— Чему надобно приписывать, господин аббат, холодность или даже попросту равнодушие, которое вы с некоторых пор ко мне проявляете?
— Это я-то холоден? Я равнодушен?! — воскликнул он. — Да никогда еще не был я так влюблен, так очарован вами и никогда не пребывал в такой охоте отвечать на благодеяния, которые вы мне оказываете даже с чрезмерной щедростью.
И, видимо, так и было, как он говорил, ибо произносили они теперь — и тот, и другая — только отдельные слова, прерываемые вздохами — ах! ах! — которых я и разобрать не мог. Почему я и намеревался уж удалиться, но тут появляется мамзель Дусэр и спрашивает, чего мне здесь надо.
— Узнать, намеревается ли госпожа нынче утром выезжать, — отвечаю я. — Только зайти я не посмел, они с господином аббатом, и у них важный разговор, до которого, кроме них, никому дела нет.
— Ну, она-то куда ни шло, — проворчала камеристка, — но за другую он мне заплатит, я не я. Идите себе, мосье Гийом, я вас предупрежу, если вы понадобитесь госпоже. Но, между прочим, разрешите вам сказать, что не стоит особенно доверять аббатским воротничкам.
Из этих слов я отлично уразумел, что именно мамзель Дусэр хотела довести до моего понимания относительно самой себя и нашей госпожи. Но никак не мог я уместить в свою башку, чтобы аббат способен был вести себя так и с хозяйкой, и со служанкой: для одного человека уж как-нибудь достаточно одной из них. А уж окончательной бессмыслицей казалось мне то, что этот змеиный язычок хотел уверить меня, словно болвана какого-нибудь, что г-жа Гийом тоже отведала этого пирога.
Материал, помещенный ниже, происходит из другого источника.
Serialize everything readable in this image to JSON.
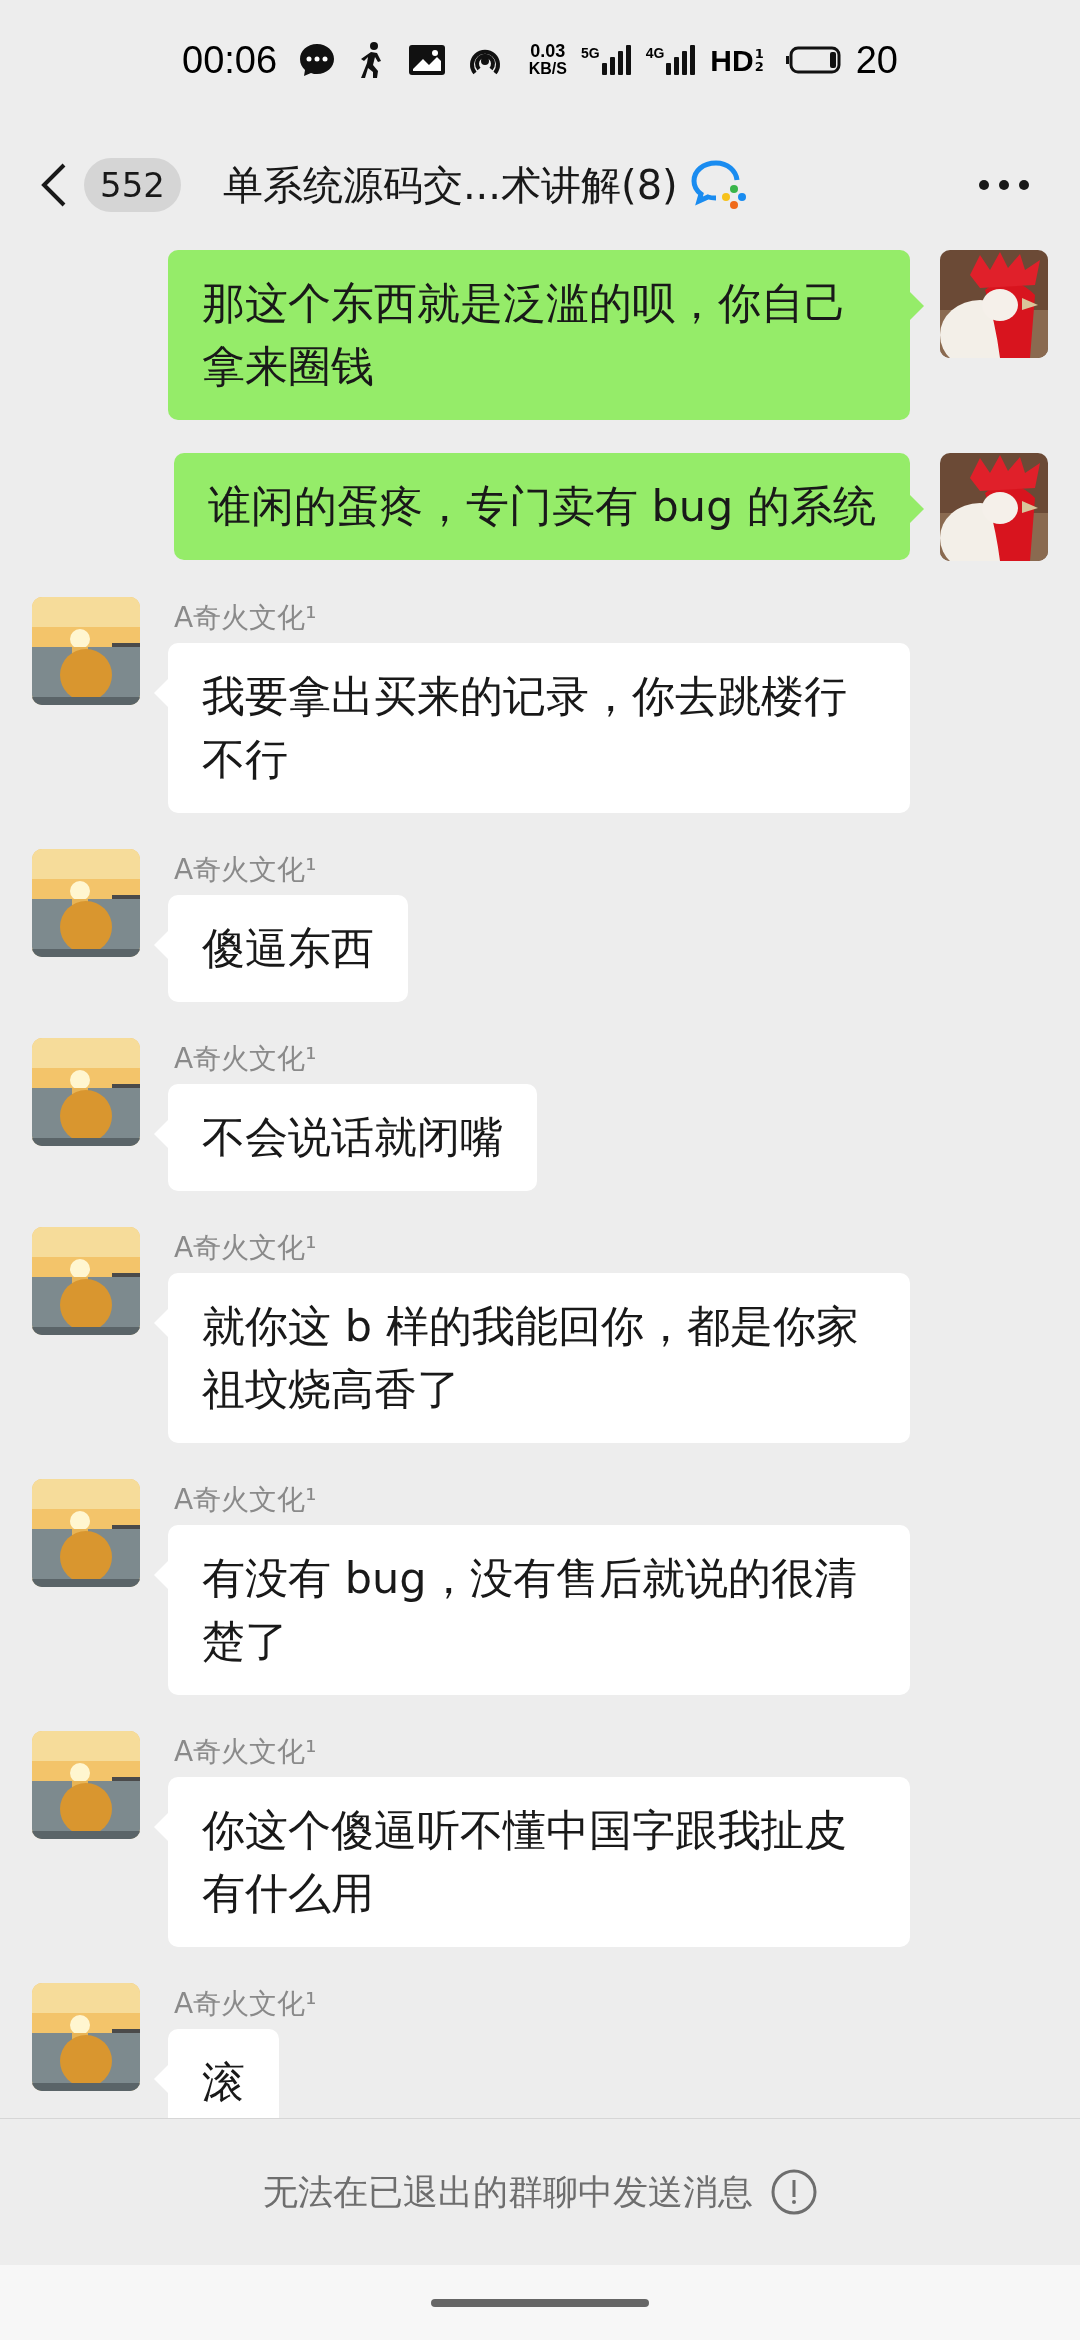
{
  "status_bar": {
    "time": "00:06",
    "net_speed_value": "0.03",
    "net_speed_unit": "KB/S",
    "sim1_type": "5G",
    "sim2_type": "4G",
    "hd": "HD",
    "hd_sim1": "1",
    "hd_sim2": "2",
    "battery": "20"
  },
  "header": {
    "unread_count": "552",
    "title": "单系统源码交...术讲解(8)"
  },
  "messages": [
    {
      "kind": "outgoing",
      "text": "那这个东西就是泛滥的呗，你自己拿来圈钱"
    },
    {
      "kind": "outgoing",
      "text": "谁闲的蛋疼，专门卖有 bug 的系统"
    },
    {
      "kind": "incoming",
      "sender": "A奇火文化¹",
      "text": "我要拿出买来的记录，你去跳楼行不行"
    },
    {
      "kind": "incoming",
      "sender": "A奇火文化¹",
      "text": "傻逼东西"
    },
    {
      "kind": "incoming",
      "sender": "A奇火文化¹",
      "text": "不会说话就闭嘴"
    },
    {
      "kind": "incoming",
      "sender": "A奇火文化¹",
      "text": "就你这 b 样的我能回你，都是你家祖坟烧高香了"
    },
    {
      "kind": "incoming",
      "sender": "A奇火文化¹",
      "text": "有没有 bug，没有售后就说的很清楚了"
    },
    {
      "kind": "incoming",
      "sender": "A奇火文化¹",
      "text": "你这个傻逼听不懂中国字跟我扯皮有什么用"
    },
    {
      "kind": "incoming",
      "sender": "A奇火文化¹",
      "text": "滚"
    }
  ],
  "footer": {
    "notice": "无法在已退出的群聊中发送消息"
  }
}
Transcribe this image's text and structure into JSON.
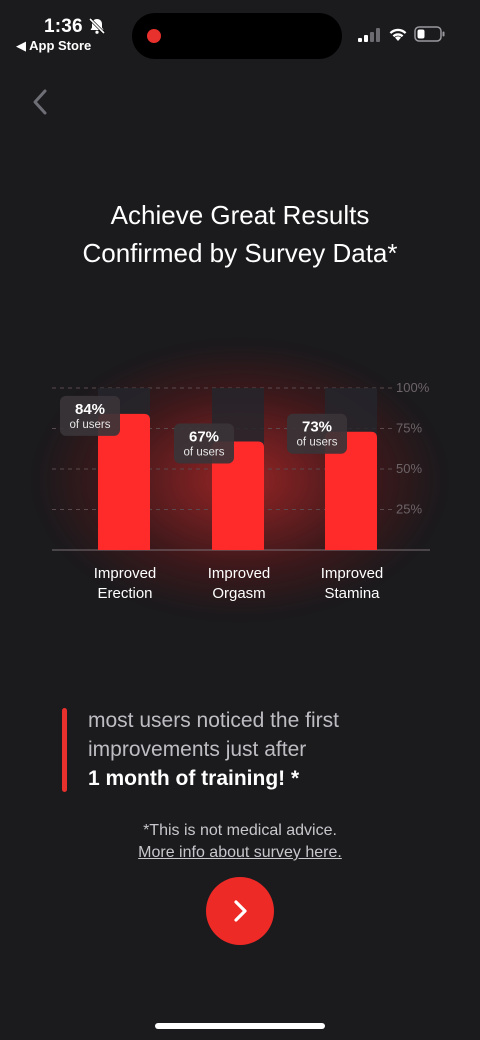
{
  "status_bar": {
    "time": "1:36",
    "back_app": "◀ App Store",
    "icons": [
      "bell-slash-icon",
      "signal-icon",
      "wifi-icon",
      "battery-icon"
    ]
  },
  "nav": {
    "back_icon": "chevron-left-icon"
  },
  "headline": {
    "line1": "Achieve Great Results",
    "line2": "Confirmed by Survey Data*"
  },
  "chart_data": {
    "type": "bar",
    "categories": [
      [
        "Improved",
        "Erection"
      ],
      [
        "Improved",
        "Orgasm"
      ],
      [
        "Improved",
        "Stamina"
      ]
    ],
    "values": [
      84,
      67,
      73
    ],
    "value_labels": [
      "84%",
      "67%",
      "73%"
    ],
    "value_sublabel": "of users",
    "yticks": [
      "100%",
      "75%",
      "50%",
      "25%"
    ],
    "ylim": [
      0,
      100
    ],
    "grid": true,
    "colors": {
      "bar": "#ff2a2a",
      "track": "#24262c"
    }
  },
  "quote": {
    "line1": "most users noticed the first",
    "line2": "improvements just after",
    "line3": "1 month of training! *"
  },
  "disclaimer": {
    "text": "*This is not medical advice.",
    "link": "More info about survey here."
  },
  "next_button": {
    "icon": "chevron-right-icon"
  },
  "colors": {
    "accent": "#ee2a27",
    "background": "#1b1a1d"
  }
}
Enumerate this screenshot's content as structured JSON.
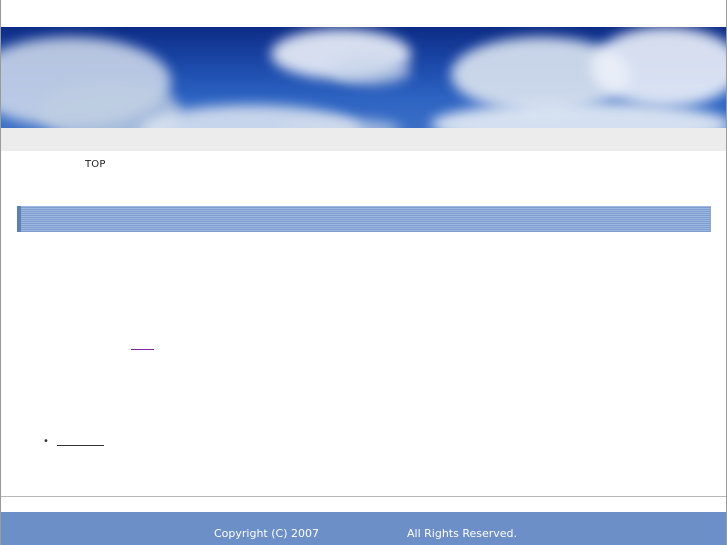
{
  "nav": {
    "top_label": "TOP"
  },
  "footer": {
    "copyright": "Copyright (C) 2007",
    "rights": "All Rights Reserved."
  },
  "colors": {
    "heading_bar": "#8aa8d6",
    "footer_bg": "#6b8fc6",
    "visited_link": "#7a2aa8"
  }
}
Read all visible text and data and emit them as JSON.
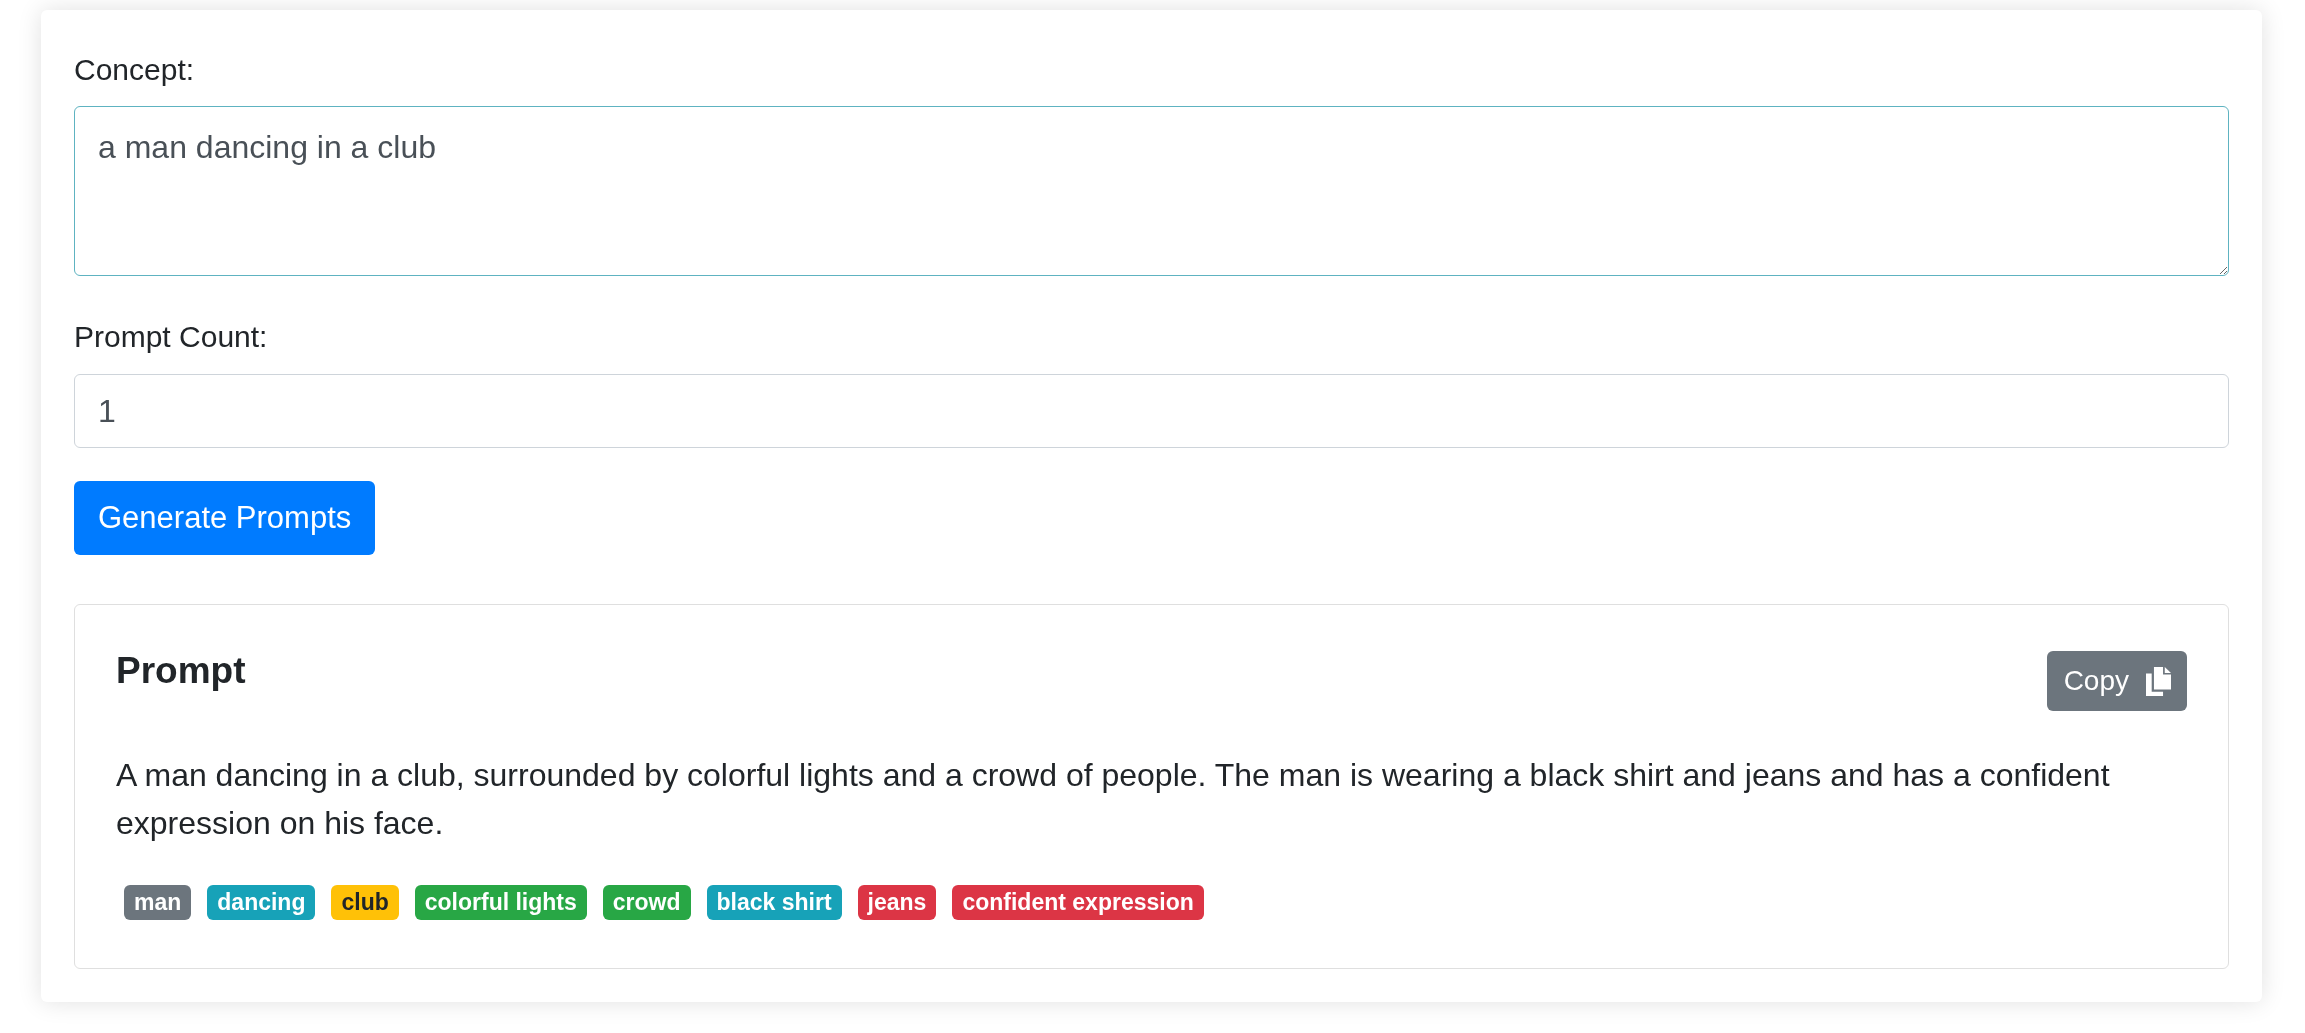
{
  "concept": {
    "label": "Concept:",
    "value": "a man dancing in a club",
    "focused": true
  },
  "prompt_count": {
    "label": "Prompt Count:",
    "value": "1"
  },
  "generate_button": {
    "label": "Generate Prompts"
  },
  "prompt_cards": [
    {
      "title": "Prompt",
      "copy_button": {
        "label": "Copy"
      },
      "text": "A man dancing in a club, surrounded by colorful lights and a crowd of people. The man is wearing a black shirt and jeans and has a confident expression on his face.",
      "tags": [
        {
          "label": "man",
          "color": "#6c757d"
        },
        {
          "label": "dancing",
          "color": "#17a2b8"
        },
        {
          "label": "club",
          "color": "#ffc107"
        },
        {
          "label": "colorful lights",
          "color": "#28a745"
        },
        {
          "label": "crowd",
          "color": "#28a745"
        },
        {
          "label": "black shirt",
          "color": "#17a2b8"
        },
        {
          "label": "jeans",
          "color": "#dc3545"
        },
        {
          "label": "confident expression",
          "color": "#dc3545"
        }
      ]
    }
  ]
}
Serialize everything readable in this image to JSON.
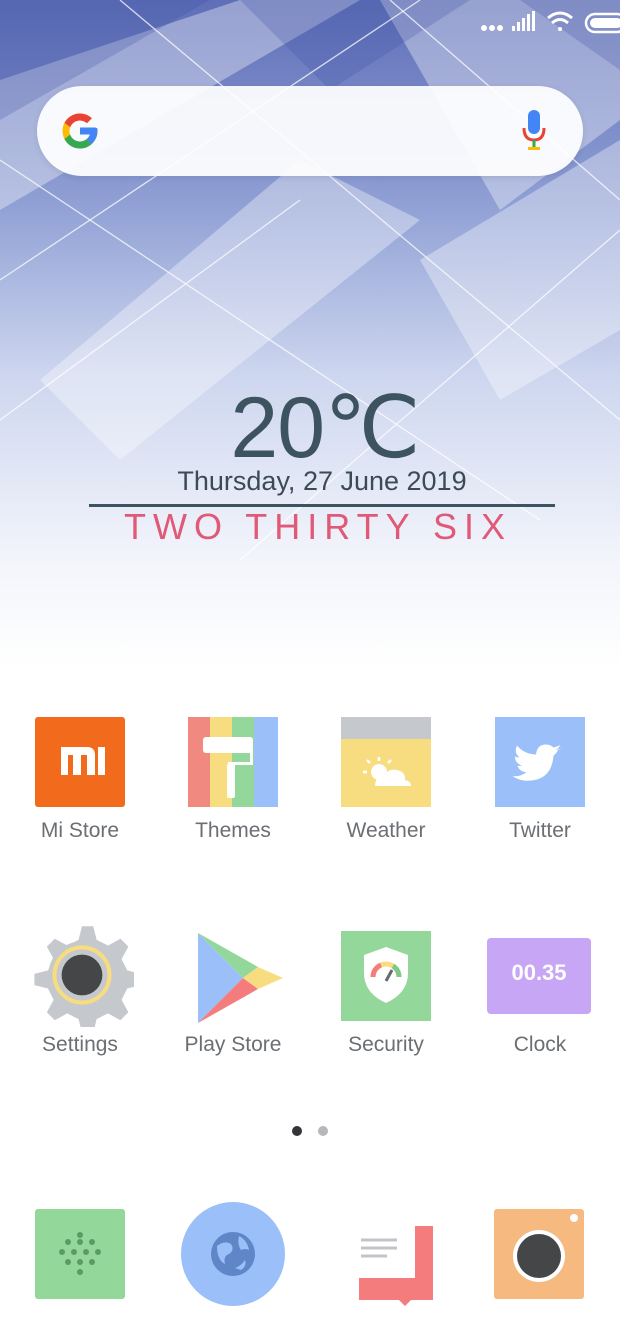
{
  "status_bar": {
    "icons": [
      "more-dots-icon",
      "signal-icon",
      "wifi-icon",
      "battery-icon"
    ]
  },
  "search": {
    "logo": "google-g-icon",
    "voice": "mic-icon"
  },
  "widget": {
    "temperature": "20℃",
    "date": "Thursday, 27 June 2019",
    "time_words": "TWO THIRTY SIX"
  },
  "apps": [
    {
      "label": "Mi Store",
      "icon": "mi-store-icon",
      "color": "#F26A1B"
    },
    {
      "label": "Themes",
      "icon": "themes-icon",
      "color": "#F08A80"
    },
    {
      "label": "Weather",
      "icon": "weather-icon",
      "color": "#F7DD80"
    },
    {
      "label": "Twitter",
      "icon": "twitter-icon",
      "color": "#9BBFF8"
    },
    {
      "label": "Settings",
      "icon": "settings-icon",
      "color": "#C5C8CD"
    },
    {
      "label": "Play Store",
      "icon": "play-store-icon",
      "color": "#7FC889"
    },
    {
      "label": "Security",
      "icon": "security-icon",
      "color": "#93D89A"
    },
    {
      "label": "Clock",
      "icon": "clock-icon",
      "color": "#C7A6F5",
      "text": "00.35"
    }
  ],
  "pager": {
    "pages": 2,
    "current": 1
  },
  "dock": [
    {
      "name": "phone-dialer-icon",
      "color": "#93D89A"
    },
    {
      "name": "browser-globe-icon",
      "color": "#9BBFF8"
    },
    {
      "name": "messages-icon",
      "color": "#F47C7C"
    },
    {
      "name": "camera-icon",
      "color": "#F6B97F"
    }
  ]
}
Тем более я-то по собственному опыту знал, что не так уж она падка на такие пироги, да, впрочем, и в письме, которое он написал, все излагалось совсем не так, как он говорил с хозяйкой.
Дни текли себе и текли, и в конце концов оказалось, что мамзель Дусэр лучше меня разобралась в тех делах г-на аббата, которые лично ее касались и в которых он по отношению к ней вел себя неблаговидно. Она, конечно, все нашептала хозяйке, но та даже и виду не подавала некоторое время, чтобы лучше разыграть свою игру, как вы увидите из дальнейшего.
Что касается мамзель Дусэр, то хозяйка, со своей стороны, всем объясняла, что та поехала повидаться с родными в свои края, но в доме были люди, отлично знавшие, что ей предстоит стать голубочком в голубятне у одной повивальной бабки.
Г-жа Гийом заняла должность камеристки при нашей хозяйке, которая поместила ее в комнату по соседству со своей спальней — да еще так, чтобы дверь между ними была всегда открыта по той причине, что с некоторых пор ей ночью являются духи, и она боится и хочет, чтоб кто-нибудь был рядом, а г-н аббат тут не помощник, он говорит, что привидения бывают только в воображении простоватых баб. Мне это не очень-то понравилось, я уже не мог ходить к жене, как порою делал, когда она жила в маленькой комнате. Думал я, как быть, и додумался: иногда по ночам, когда она уже лежала в постели, я стал к ней приходить по боковой лесенке. А на раннем рассвете убирался восвояси — как раз время подходило чистить лошадей.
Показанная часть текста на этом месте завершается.